TV Brasil Central (ZYP 327)
- Goiânia, Goiás; Brazil;
- Channels: Digital: 34 (UHF); Virtual: 13;
- Branding: TV Brasil Central;

Programming
- Affiliations: TV Cultura

Ownership
- Owner: (Government of the State of Goiás);

History
- Founded: May 1, 1975
- First air date: May 1, 1975
- Former channel numbers: Analog:; 13 (VHF, 1975–2017);
- Former affiliations: Independent (1975-1978) Rede Bandeirantes (1978-1995)

Technical information
- Licensing authority: ANATEL
- ERP: 1.55 kW
- Transmitter coordinates: 16°39′50.3″S 49°20′31.4″W﻿ / ﻿16.663972°S 49.342056°W

Links
- Public license information: Profile
- Website: goias.gov.br/abc/tv-brasil-central/

= TV Brasil Central =

Television station in Goiânia, Brazil

TV Brasil Central (channel 13) is a Brazilian television station based in Goiânia, capital of the state of Goiás. The station is owned by the state's government.

==History==
TV Brasil Central's license, which was initially private, was granted in 1968, before being taken by the government of Goiás. The government had plans for a television license as early as 1964, when Mauro Borges was governor, but reached its ignition only in the early 70s, during Leonino di Ramos Caiado's government. In March 1975, the station started test broadcasts, becoming regular on May 1, 1975, during Irapuan Costa Júnior's government.

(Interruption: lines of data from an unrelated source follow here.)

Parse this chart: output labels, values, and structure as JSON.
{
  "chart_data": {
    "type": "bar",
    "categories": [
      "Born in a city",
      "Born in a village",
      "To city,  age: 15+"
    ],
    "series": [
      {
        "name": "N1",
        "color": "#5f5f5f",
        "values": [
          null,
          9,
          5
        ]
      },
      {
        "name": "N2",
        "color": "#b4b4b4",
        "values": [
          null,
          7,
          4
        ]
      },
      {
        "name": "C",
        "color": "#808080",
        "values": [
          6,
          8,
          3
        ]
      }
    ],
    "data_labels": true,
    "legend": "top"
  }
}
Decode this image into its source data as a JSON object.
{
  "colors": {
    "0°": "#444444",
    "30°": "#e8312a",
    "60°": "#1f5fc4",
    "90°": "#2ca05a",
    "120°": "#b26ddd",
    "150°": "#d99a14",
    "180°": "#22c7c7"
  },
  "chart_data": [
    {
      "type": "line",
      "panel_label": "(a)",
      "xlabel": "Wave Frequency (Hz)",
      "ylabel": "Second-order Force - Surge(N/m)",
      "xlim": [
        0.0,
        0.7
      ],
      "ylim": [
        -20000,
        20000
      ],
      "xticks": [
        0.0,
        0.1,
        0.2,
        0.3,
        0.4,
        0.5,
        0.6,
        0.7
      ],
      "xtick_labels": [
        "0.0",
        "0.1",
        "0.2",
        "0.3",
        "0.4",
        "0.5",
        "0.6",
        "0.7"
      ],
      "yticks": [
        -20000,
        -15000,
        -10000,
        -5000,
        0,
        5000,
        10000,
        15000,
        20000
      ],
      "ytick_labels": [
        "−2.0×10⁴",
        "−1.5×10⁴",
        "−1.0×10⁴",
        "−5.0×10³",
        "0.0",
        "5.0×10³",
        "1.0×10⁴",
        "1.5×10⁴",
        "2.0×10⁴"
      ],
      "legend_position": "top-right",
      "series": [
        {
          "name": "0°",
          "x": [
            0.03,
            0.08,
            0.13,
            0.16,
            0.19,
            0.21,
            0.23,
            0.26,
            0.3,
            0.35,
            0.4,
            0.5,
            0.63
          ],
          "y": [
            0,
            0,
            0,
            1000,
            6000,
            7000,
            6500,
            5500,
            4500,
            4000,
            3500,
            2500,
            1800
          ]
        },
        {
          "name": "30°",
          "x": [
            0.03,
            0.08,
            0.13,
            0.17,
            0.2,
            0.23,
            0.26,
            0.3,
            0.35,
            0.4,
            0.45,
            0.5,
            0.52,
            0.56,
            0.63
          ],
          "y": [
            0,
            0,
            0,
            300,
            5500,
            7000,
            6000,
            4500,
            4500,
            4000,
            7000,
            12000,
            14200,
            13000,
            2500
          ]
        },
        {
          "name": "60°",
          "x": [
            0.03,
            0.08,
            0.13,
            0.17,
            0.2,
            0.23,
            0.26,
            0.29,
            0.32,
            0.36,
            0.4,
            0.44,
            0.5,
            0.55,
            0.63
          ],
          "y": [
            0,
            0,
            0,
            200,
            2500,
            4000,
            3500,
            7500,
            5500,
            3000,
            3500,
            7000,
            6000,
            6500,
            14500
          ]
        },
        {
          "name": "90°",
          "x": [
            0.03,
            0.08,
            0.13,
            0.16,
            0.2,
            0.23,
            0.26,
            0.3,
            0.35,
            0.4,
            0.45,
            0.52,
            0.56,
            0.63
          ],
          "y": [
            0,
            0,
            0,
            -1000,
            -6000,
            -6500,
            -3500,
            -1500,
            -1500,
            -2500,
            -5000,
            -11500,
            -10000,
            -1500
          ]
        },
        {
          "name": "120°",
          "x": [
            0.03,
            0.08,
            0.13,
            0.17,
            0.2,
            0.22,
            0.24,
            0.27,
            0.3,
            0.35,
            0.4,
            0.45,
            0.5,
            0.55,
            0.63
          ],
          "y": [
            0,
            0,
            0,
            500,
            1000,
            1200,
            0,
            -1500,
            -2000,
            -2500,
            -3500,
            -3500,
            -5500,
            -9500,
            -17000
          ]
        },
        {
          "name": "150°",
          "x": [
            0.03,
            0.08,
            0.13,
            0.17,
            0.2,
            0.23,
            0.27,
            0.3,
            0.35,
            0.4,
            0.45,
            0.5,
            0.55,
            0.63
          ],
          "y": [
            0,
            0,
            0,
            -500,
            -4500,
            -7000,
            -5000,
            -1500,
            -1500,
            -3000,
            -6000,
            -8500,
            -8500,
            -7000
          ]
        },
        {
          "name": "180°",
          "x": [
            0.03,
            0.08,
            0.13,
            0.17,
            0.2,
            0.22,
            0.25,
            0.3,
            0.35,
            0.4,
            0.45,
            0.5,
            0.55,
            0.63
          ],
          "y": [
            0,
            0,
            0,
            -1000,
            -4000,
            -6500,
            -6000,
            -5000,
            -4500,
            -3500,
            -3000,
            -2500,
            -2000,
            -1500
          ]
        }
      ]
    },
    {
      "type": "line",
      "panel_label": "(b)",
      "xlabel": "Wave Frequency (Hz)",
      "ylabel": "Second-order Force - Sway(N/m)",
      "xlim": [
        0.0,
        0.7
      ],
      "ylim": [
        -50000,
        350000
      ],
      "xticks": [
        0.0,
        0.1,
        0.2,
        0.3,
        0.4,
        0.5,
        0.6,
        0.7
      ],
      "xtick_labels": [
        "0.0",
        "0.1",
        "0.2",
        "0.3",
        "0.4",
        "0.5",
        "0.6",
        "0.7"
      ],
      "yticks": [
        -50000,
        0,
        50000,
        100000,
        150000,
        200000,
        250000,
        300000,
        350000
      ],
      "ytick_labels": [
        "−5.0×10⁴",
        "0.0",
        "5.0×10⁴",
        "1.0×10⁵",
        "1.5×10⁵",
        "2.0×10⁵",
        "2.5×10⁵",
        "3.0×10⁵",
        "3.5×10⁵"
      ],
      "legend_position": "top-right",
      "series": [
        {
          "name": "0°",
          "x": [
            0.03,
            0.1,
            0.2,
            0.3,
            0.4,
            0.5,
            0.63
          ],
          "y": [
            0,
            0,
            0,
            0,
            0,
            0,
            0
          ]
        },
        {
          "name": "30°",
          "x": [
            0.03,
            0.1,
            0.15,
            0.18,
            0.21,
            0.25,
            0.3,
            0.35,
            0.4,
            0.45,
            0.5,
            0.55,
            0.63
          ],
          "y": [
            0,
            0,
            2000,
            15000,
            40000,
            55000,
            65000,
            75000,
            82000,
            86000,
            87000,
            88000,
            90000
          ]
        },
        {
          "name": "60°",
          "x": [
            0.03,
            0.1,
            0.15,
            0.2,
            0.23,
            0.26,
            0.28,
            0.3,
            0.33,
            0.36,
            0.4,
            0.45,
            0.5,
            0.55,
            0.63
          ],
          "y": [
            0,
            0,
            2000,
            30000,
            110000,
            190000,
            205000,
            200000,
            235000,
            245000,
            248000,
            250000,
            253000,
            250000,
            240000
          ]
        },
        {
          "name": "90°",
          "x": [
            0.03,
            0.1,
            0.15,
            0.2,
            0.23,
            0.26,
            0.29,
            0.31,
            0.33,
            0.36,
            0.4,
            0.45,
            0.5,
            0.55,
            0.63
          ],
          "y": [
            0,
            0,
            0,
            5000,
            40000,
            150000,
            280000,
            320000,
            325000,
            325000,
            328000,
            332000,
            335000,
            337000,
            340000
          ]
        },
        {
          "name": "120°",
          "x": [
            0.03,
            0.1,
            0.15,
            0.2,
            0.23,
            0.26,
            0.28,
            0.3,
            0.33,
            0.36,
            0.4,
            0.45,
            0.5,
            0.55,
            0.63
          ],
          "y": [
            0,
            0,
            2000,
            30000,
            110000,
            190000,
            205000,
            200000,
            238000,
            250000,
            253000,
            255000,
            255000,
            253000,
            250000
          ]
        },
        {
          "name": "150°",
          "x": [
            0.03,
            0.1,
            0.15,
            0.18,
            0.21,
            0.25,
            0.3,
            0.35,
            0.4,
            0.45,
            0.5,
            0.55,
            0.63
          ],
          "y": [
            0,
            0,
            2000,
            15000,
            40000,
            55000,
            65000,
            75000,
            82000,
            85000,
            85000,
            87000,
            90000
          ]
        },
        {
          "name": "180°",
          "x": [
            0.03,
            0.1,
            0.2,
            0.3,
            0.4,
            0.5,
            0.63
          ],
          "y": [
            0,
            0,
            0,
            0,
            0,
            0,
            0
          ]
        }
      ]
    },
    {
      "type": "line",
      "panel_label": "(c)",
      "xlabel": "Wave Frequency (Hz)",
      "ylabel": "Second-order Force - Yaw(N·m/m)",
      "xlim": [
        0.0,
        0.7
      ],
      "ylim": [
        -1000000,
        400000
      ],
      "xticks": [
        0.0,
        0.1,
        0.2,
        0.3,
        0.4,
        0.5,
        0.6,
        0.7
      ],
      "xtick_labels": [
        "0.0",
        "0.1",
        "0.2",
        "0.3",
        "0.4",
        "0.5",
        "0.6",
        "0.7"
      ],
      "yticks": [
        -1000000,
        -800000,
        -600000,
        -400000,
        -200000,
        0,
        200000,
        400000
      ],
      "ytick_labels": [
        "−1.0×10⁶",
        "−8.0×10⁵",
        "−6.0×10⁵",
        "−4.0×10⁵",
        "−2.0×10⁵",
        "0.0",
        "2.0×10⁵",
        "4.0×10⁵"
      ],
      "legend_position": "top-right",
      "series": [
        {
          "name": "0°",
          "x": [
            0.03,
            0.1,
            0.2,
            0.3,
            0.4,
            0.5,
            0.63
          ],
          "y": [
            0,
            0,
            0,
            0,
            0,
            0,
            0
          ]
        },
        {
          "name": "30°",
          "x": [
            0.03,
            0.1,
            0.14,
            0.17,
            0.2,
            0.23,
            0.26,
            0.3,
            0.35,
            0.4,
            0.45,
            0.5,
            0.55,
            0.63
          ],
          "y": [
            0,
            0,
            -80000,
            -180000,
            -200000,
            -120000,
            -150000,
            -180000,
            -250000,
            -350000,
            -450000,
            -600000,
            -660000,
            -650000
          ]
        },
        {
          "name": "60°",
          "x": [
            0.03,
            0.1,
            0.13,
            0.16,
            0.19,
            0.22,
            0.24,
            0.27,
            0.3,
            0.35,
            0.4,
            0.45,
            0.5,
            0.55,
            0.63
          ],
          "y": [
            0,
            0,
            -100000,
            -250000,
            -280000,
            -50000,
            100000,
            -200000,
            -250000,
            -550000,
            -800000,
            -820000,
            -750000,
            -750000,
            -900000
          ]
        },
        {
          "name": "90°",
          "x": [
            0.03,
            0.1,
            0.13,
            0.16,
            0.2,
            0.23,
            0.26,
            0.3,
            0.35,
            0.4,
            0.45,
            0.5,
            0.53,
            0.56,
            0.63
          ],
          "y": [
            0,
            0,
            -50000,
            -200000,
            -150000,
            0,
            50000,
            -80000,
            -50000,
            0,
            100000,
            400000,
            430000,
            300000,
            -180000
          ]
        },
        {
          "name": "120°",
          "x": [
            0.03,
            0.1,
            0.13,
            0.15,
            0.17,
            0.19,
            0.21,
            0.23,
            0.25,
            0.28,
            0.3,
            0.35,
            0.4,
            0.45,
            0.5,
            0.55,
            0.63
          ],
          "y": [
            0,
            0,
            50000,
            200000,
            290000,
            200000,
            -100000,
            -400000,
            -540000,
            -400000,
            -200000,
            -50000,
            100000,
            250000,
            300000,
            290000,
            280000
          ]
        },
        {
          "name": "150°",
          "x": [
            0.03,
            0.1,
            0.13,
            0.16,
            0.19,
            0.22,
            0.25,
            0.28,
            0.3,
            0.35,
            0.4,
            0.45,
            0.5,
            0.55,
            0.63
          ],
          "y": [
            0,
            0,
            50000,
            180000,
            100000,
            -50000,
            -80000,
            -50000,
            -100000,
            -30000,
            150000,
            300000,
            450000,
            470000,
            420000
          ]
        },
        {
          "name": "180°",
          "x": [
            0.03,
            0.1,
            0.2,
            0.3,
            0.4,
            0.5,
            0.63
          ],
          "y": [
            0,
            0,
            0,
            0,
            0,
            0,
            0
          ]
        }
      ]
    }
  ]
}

Initially, the station was independent, broadcasting movies, cartoons and documentaries from catalogs of foreign companies. In 1978, it became an affiliate of Rede Bandeirantes. It was founded by Cerne (Consórcio de Empresas e Rádiodifusão de Notícias do Estado) through AGN (Agência Goiana de Notícias). In the Bandeirantes phase, it covered the 1987 Goiânia accident.

In 1995, TBC leaves Bandeirantes and joins TV Cultura. On October 2, 1997, a fire destroyed part of the station's facilities; it wasn't until December 1998 when TV Brasil Central restarted operations from its usual facilities, following a year of operations from improvised facilities. In 1999, Cerne was liquidated by the state government and, in its place, a new company, Agecom (Agência Goiana de Comunicação) was created. Agecom was, in turn, shut down in 2014 and replaced by Agência Brasil Central (ABC).

In May 2011, TV Brasil Central was renamed TBC News, ceasing the relays of TV Cultura programming and concentrating on news. It also used the rebrand to increase its coverage to 50,000 Goianan inhabitants who did not receive its signal yet.

The station shut down its analog signal on June 21, 2017, following the official ANATEL roadmap.